Concluding a test for a population proportion is the final and crucial step in the hypothesis testing process. After Setting Up a Test for a Population Proportion and calculating the test statistic and p-value, this stage involves using the p-value to make a decision about the null hypothesis and then stating that decision in the context of the problem.

The Decision Rule

The decision to reject or fail to reject the null hypothesis is based on comparing the calculated p-value to the predetermined significance level, $ \alpha $ (alpha). The significance level is the probability of making a Type I error (rejecting a true null hypothesis). Common values for $ \alpha $ are 0.05, 0.01, or 0.10.

Interpreting p-Values

The p-value represents the probability of observing a sample statistic (or one more extreme) given that the null hypothesis is true. A small p-value indicates that such an observed result is unlikely to occur by random chance if the null hypothesis were true, thus providing evidence against $ H_0 $ .

Stating the Conclusion in Context

Regardless of the statistical decision, it is imperative to translate it into a clear, concise statement that addresses the original research question within the real-world context of the problem.

Components of a Complete Conclusion:

1. State the statistical decision: “We reject $ H_0 $ " or “We fail to reject $ H_0 $ .”
2. Refer to the p-value and significance level: “Because the p-value ( $ p = \text{} $ ) is less than/greater than $ \alpha = \text{} $ .”
3. Contextualize the decision: Explain what the decision means in terms of the alternative hypothesis ( $ H_a $ ).

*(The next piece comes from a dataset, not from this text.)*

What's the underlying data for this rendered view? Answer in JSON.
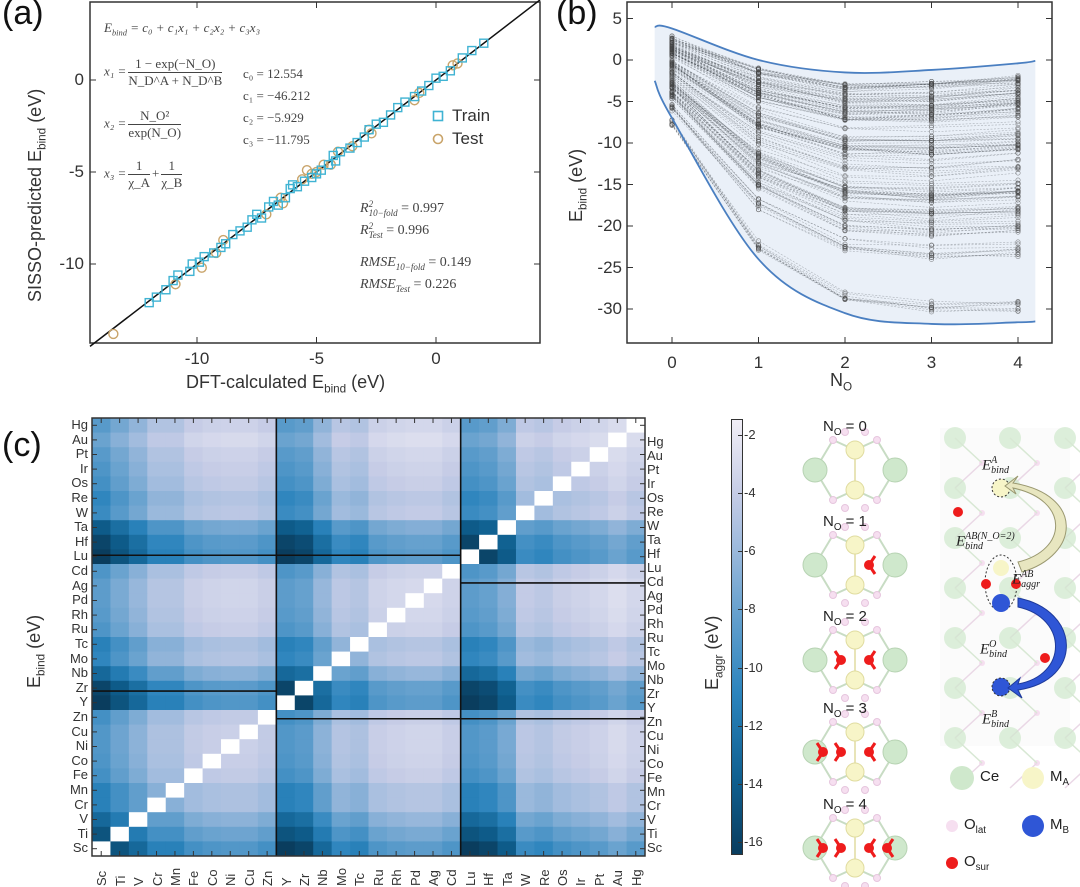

Example Conclusion Structure:

• If you reject $ H_0 $ : “Because the p-value (e.g., $ p = 0.02 $ ) is less than $ \alpha = 0.05 $ , we reject the null hypothesis. There is statistically significant evidence to conclude that [state $ H_a $ in context].”
• If you fail to reject $ H_0 $ : “Because the p-value (e.g., $ p = 0.15 $ ) is greater than $ \alpha = 0.05 $ , we fail to reject the null hypothesis. There is not statistically significant evidence to conclude that [state $ H_a $ in context].”

Important Considerations

Never “Accept” the Null Hypothesis

It is crucial to never state that you “accept” the null hypothesis. Failing to reject the null hypothesis simply means that the data do not provide enough evidence to overturn it. It does not prove that the null hypothesis is true. Think of it like a legal trial: you can find someone “not guilty” (fail to reject the null), but that doesn’t necessarily mean they are “innocent” (accept the null) – it just means there wasn’t enough evidence to convict.

Potential Errors When Performing Tests

When making a conclusion, there’s always a possibility of making an error:

• Type I Error: Rejecting the null hypothesis when it is actually true. The probability of this error is $ \alpha $ .
• Type II Error: Failing to reject the null hypothesis when it is actually false. The probability of this error is denoted by $ \beta $ .

Your conclusion should implicitly acknowledge these possibilities without explicitly stating that an error has occurred (since you don’t know the true state of nature). Choosing an appropriate $ \alpha $ level involves balancing the risks of these two types of errors. A lower $ \alpha $ reduces the chance of a Type I error but increases the chance of a Type II error.

The test statistic for a population proportion (often denoted as $ z $ ) is calculated as: $$ z = \frac{\hat{p} - p_0}{\sqrt{\frac{p_0(1-p_0)}{n}}} $$ where $ \hat{p} $ is the sample proportion, $ p_0 $ is the hypothesized population proportion, and $ n $ is the sample size. The p-value is then derived from this $ z $ -score using the The Normal Distribution, Revisited.